Перейти на страницу:

…Я очень увлеклась танцами. Мы с братьями старались не упустить случая попасть на очередной бал какого-нибудь из эмигрантских обществ.

Публика, особенно молодежь, очень любила эти балы. Дамы обязательно должны были быть в бальных длинных платьях, мужчины в смокингах или в строгих черных костюмах. Я помню, каких усилий фантазии и умения надо было употребить, чтобы сшить требуемое платье, — обыкновенно я все шила сама, покупая на распродажах за полцены чуточку бракованный бархат, чуточку бракованные кружева. Очень было приятно, когда фешенебельные дамы, уж наверное больше меня потратившие на туалеты, отводили меня в сторону и спрашивали, в каком «салоне» я его шила.

На эмигрантских балах публика была самая разнообразная: было много личностей из этих «бывших» — помятые, давно пережившие свою первую молодость, а может быть, и вторую, это бывшие летчики и галлиполийцы, в потертых смокингах, видавшие лучшие виды, с такими же потертыми лицами, тщательно побритыми, напускающими на свои морщинки радостно-бодрое выражение молодых ловеласов, кидали на молоденьких девушек — слишком молоденьких! — умильные взгляды, приглашали танцевать только на вальс, который и танцевали с тем неподражаемым, забытым искусством бывших гусар, когда, как говорится, из стакана, поставленного на голову, не проливалось ни капли.
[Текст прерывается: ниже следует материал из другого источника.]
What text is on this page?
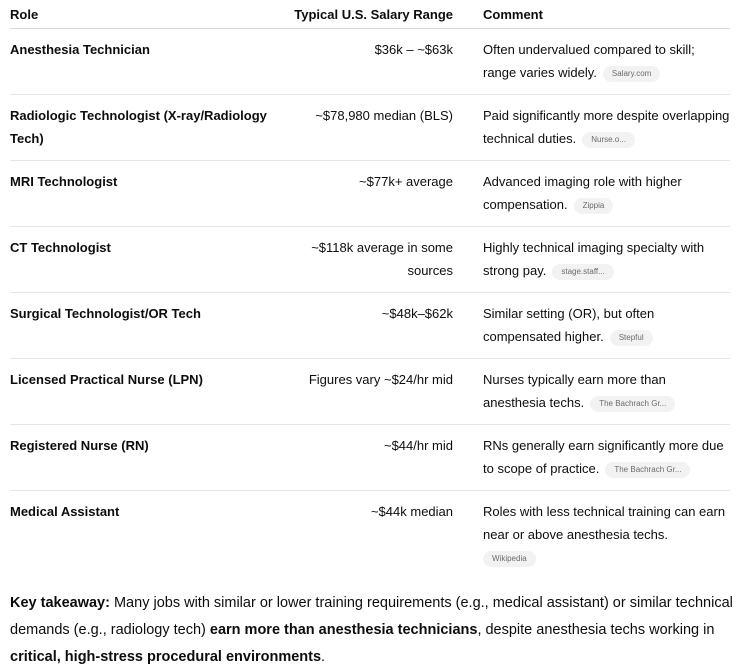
Role	Typical U.S. Salary Range	Comment
Anesthesia Technician	$36k – ~$63k	Often undervalued compared to skill; range varies widely. Salary.com
Radiologic Technologist (X-ray/Radiology Tech)	~$78,980 median (BLS)	Paid significantly more despite overlapping technical duties. Nurse.o...
MRI Technologist	~$77k+ average	Advanced imaging role with higher compensation. Zippia
CT Technologist	~$118k average in some sources	Highly technical imaging specialty with strong pay. stage.staff...
Surgical Technologist/OR Tech	~$48k–$62k	Similar setting (OR), but often compensated higher. Stepful
Licensed Practical Nurse (LPN)	Figures vary ~$24/hr mid	Nurses typically earn more than anesthesia techs. The Bachrach Gr...
Registered Nurse (RN)	~$44/hr mid	RNs generally earn significantly more due to scope of practice. The Bachrach Gr...
Medical Assistant	~$44k median	Roles with less technical training can earn near or above anesthesia techs.
Wikipedia

Key takeaway: Many jobs with similar or lower training requirements (e.g., medical assistant) or similar technical demands (e.g., radiology tech) earn more than anesthesia technicians, despite anesthesia techs working in critical, high-stress procedural environments.
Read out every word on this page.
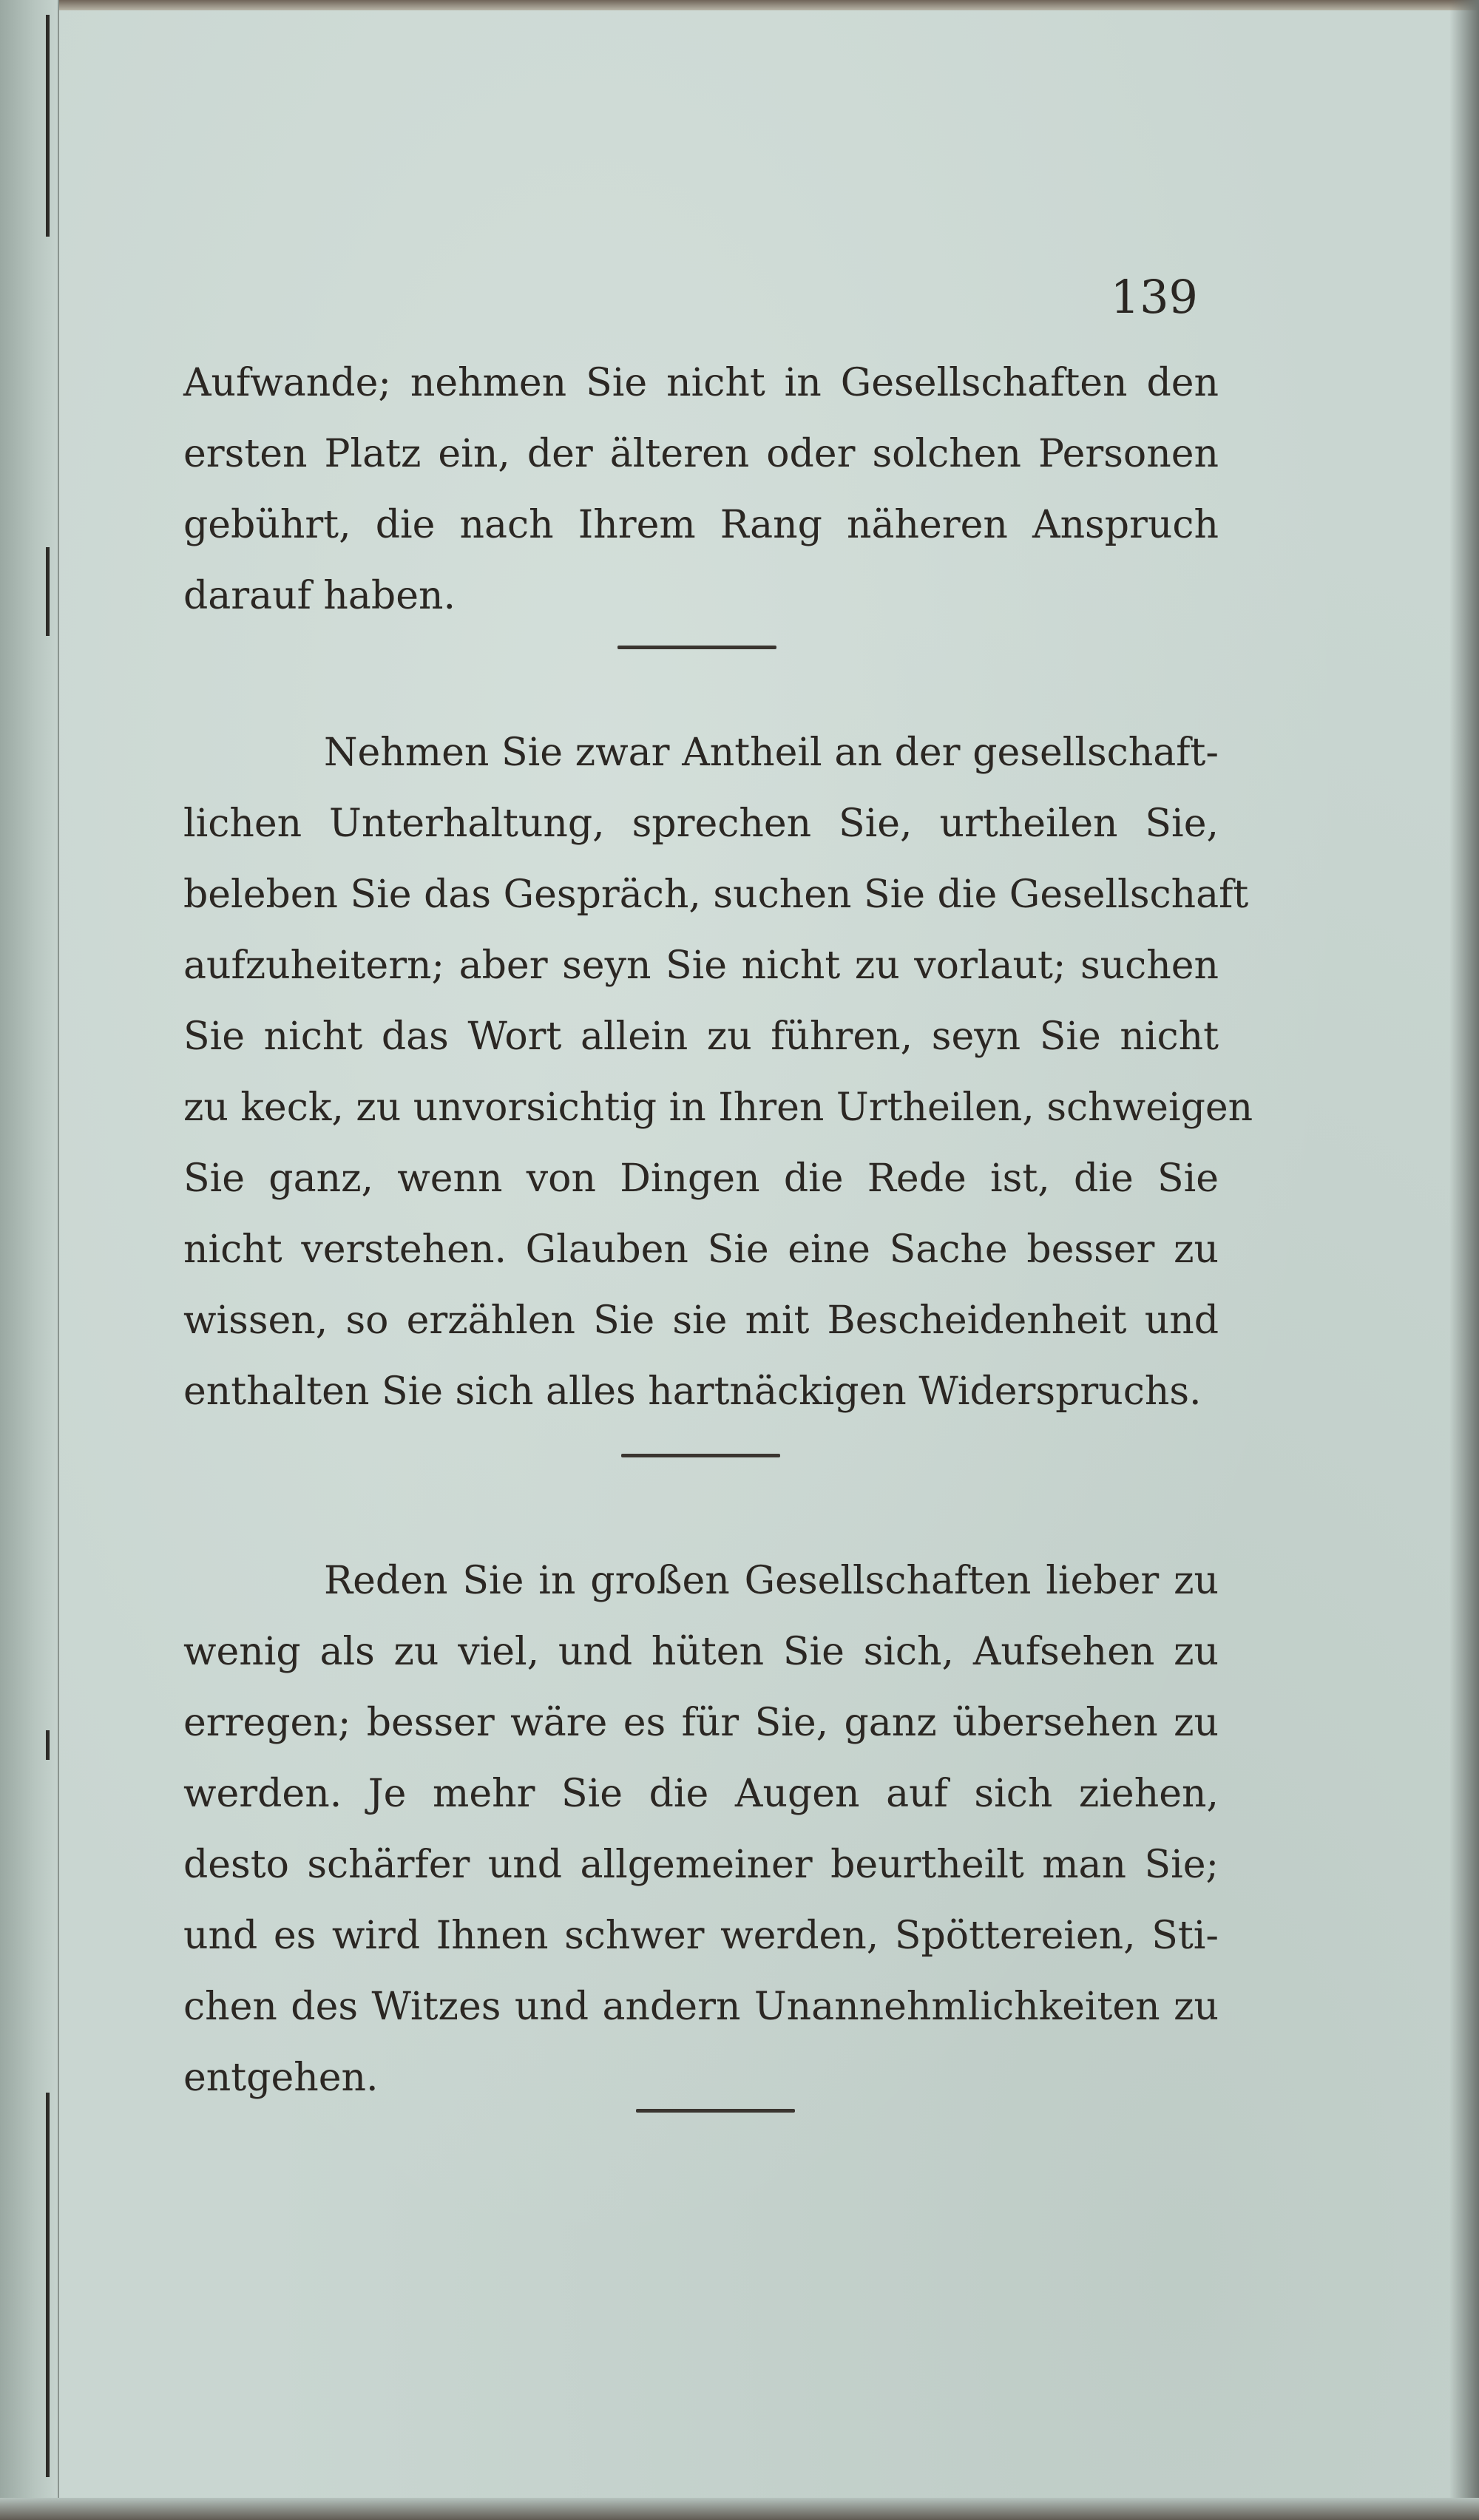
139
Aufwande; nehmen Sie nicht in Gesellschaften den
ersten Platz ein, der älteren oder solchen Personen
gebührt, die nach Ihrem Rang näheren Anspruch
darauf haben.
Nehmen Sie zwar Antheil an der gesellschaft-
lichen Unterhaltung, sprechen Sie, urtheilen Sie,
beleben Sie das Gespräch, suchen Sie die Gesellschaft
aufzuheitern; aber seyn Sie nicht zu vorlaut; suchen
Sie nicht das Wort allein zu führen, seyn Sie nicht
zu keck, zu unvorsichtig in Ihren Urtheilen, schweigen
Sie ganz, wenn von Dingen die Rede ist, die Sie
nicht verstehen. Glauben Sie eine Sache besser zu
wissen, so erzählen Sie sie mit Bescheidenheit und
enthalten Sie sich alles hartnäckigen Widerspruchs.
Reden Sie in großen Gesellschaften lieber zu
wenig als zu viel, und hüten Sie sich, Aufsehen zu
erregen; besser wäre es für Sie, ganz übersehen zu
werden. Je mehr Sie die Augen auf sich ziehen,
desto schärfer und allgemeiner beurtheilt man Sie;
und es wird Ihnen schwer werden, Spöttereien, Sti-
chen des Witzes und andern Unannehmlichkeiten zu
entgehen.
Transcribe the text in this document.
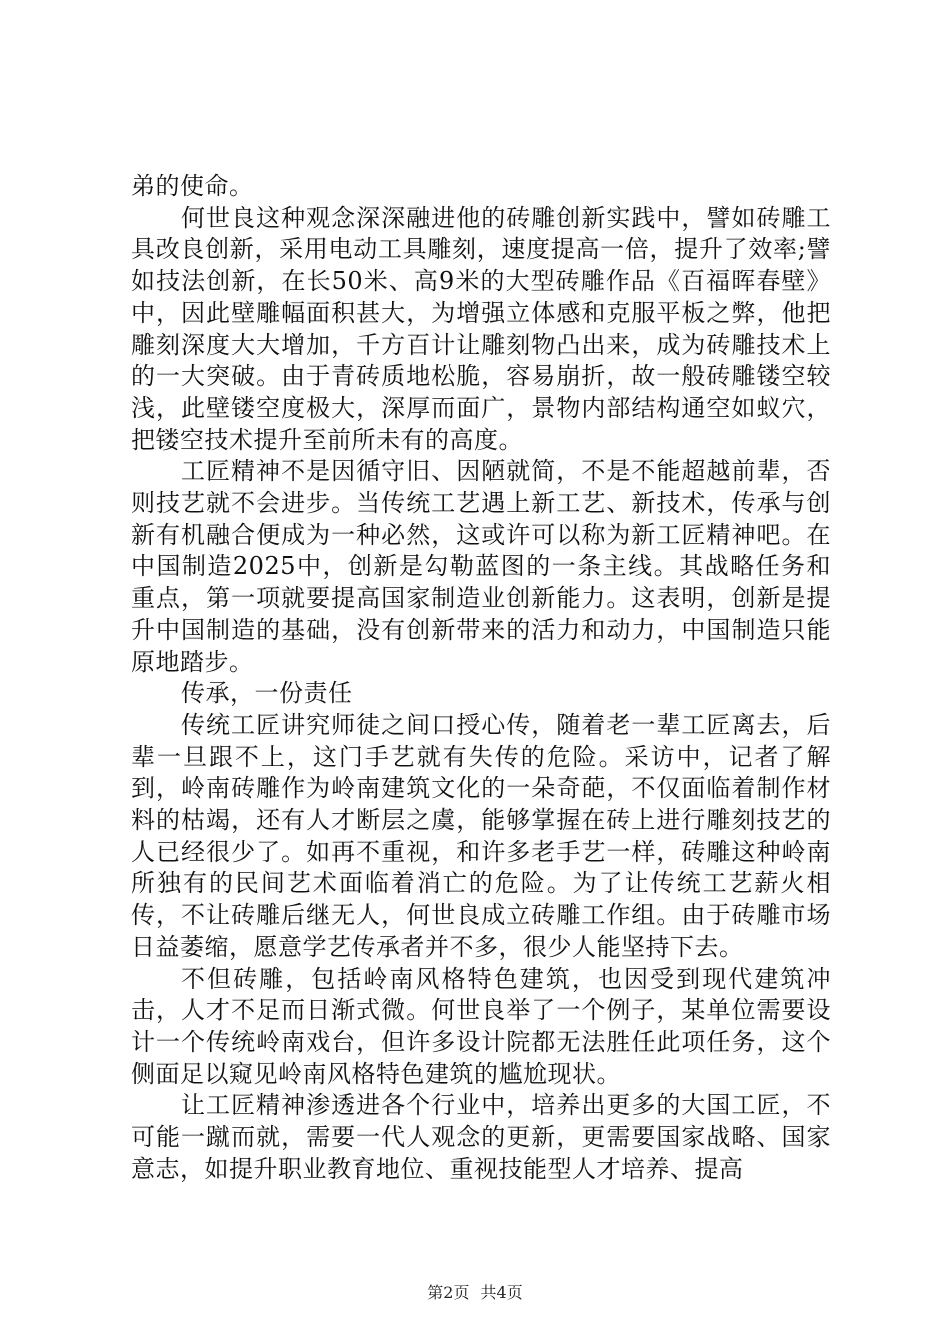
弟的使命。

何世良这种观念深深融进他的砖雕创新实践中，譬如砖雕工具改良创新，采用电动工具雕刻，速度提高一倍，提升了效率;譬如技法创新，在长50米、高9米的大型砖雕作品《百福晖春壁》中，因此壁雕幅面积甚大，为增强立体感和克服平板之弊，他把雕刻深度大大增加，千方百计让雕刻物凸出来，成为砖雕技术上的一大突破。由于青砖质地松脆，容易崩折，故一般砖雕镂空较浅，此壁镂空度极大，深厚而面广，景物内部结构通空如蚁穴，把镂空技术提升至前所未有的高度。

工匠精神不是因循守旧、因陋就简，不是不能超越前辈，否则技艺就不会进步。当传统工艺遇上新工艺、新技术，传承与创新有机融合便成为一种必然，这或许可以称为新工匠精神吧。在中国制造2025中，创新是勾勒蓝图的一条主线。其战略任务和重点，第一项就要提高国家制造业创新能力。这表明，创新是提升中国制造的基础，没有创新带来的活力和动力，中国制造只能原地踏步。

传承，一份责任

传统工匠讲究师徒之间口授心传，随着老一辈工匠离去，后辈一旦跟不上，这门手艺就有失传的危险。采访中，记者了解到，岭南砖雕作为岭南建筑文化的一朵奇葩，不仅面临着制作材料的枯竭，还有人才断层之虞，能够掌握在砖上进行雕刻技艺的人已经很少了。如再不重视，和许多老手艺一样，砖雕这种岭南所独有的民间艺术面临着消亡的危险。为了让传统工艺薪火相传，不让砖雕后继无人，何世良成立砖雕工作组。由于砖雕市场日益萎缩，愿意学艺传承者并不多，很少人能坚持下去。

不但砖雕，包括岭南风格特色建筑，也因受到现代建筑冲击，人才不足而日渐式微。何世良举了一个例子，某单位需要设计一个传统岭南戏台，但许多设计院都无法胜任此项任务，这个侧面足以窥见岭南风格特色建筑的尴尬现状。

让工匠精神渗透进各个行业中，培养出更多的大国工匠，不可能一蹴而就，需要一代人观念的更新，更需要国家战略、国家意志，如提升职业教育地位、重视技能型人才培养、提高

第2页 共4页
Это была первая категория эмигрантских «женихов», мечтавших о семейном очаге, который они наконец и создавали, стереотипную эмигрантскую семью: — отец таксист, мать шьет, а дочка танцует — в балете, конечно. Однако девушки, пришедшие во множестве на бал, не мечтали о таких потертых женихах: усевшись на стулья, стоявшие вдоль длинных, бесконечно длинных стен зала, они с молитвенным выражением следили за несколькими молодыми людьми, которые, красные, потные и запыхавшиеся, при всем старании не могли удовлетворить тайные и явные желания милых — и прехорошеньких! — девушек.

Иногда в виде первой части бальной программы устраивались концерты, на которых выступали такие именитые артисты, как Юрий Морфесси, прославившийся исполнением только что появившегося тогда танго «Черные глаза», конферансье Хенкин, очень здорово пародировавший Вертинского, сам Вертинский, петербургские цыгане Дмитриевичи.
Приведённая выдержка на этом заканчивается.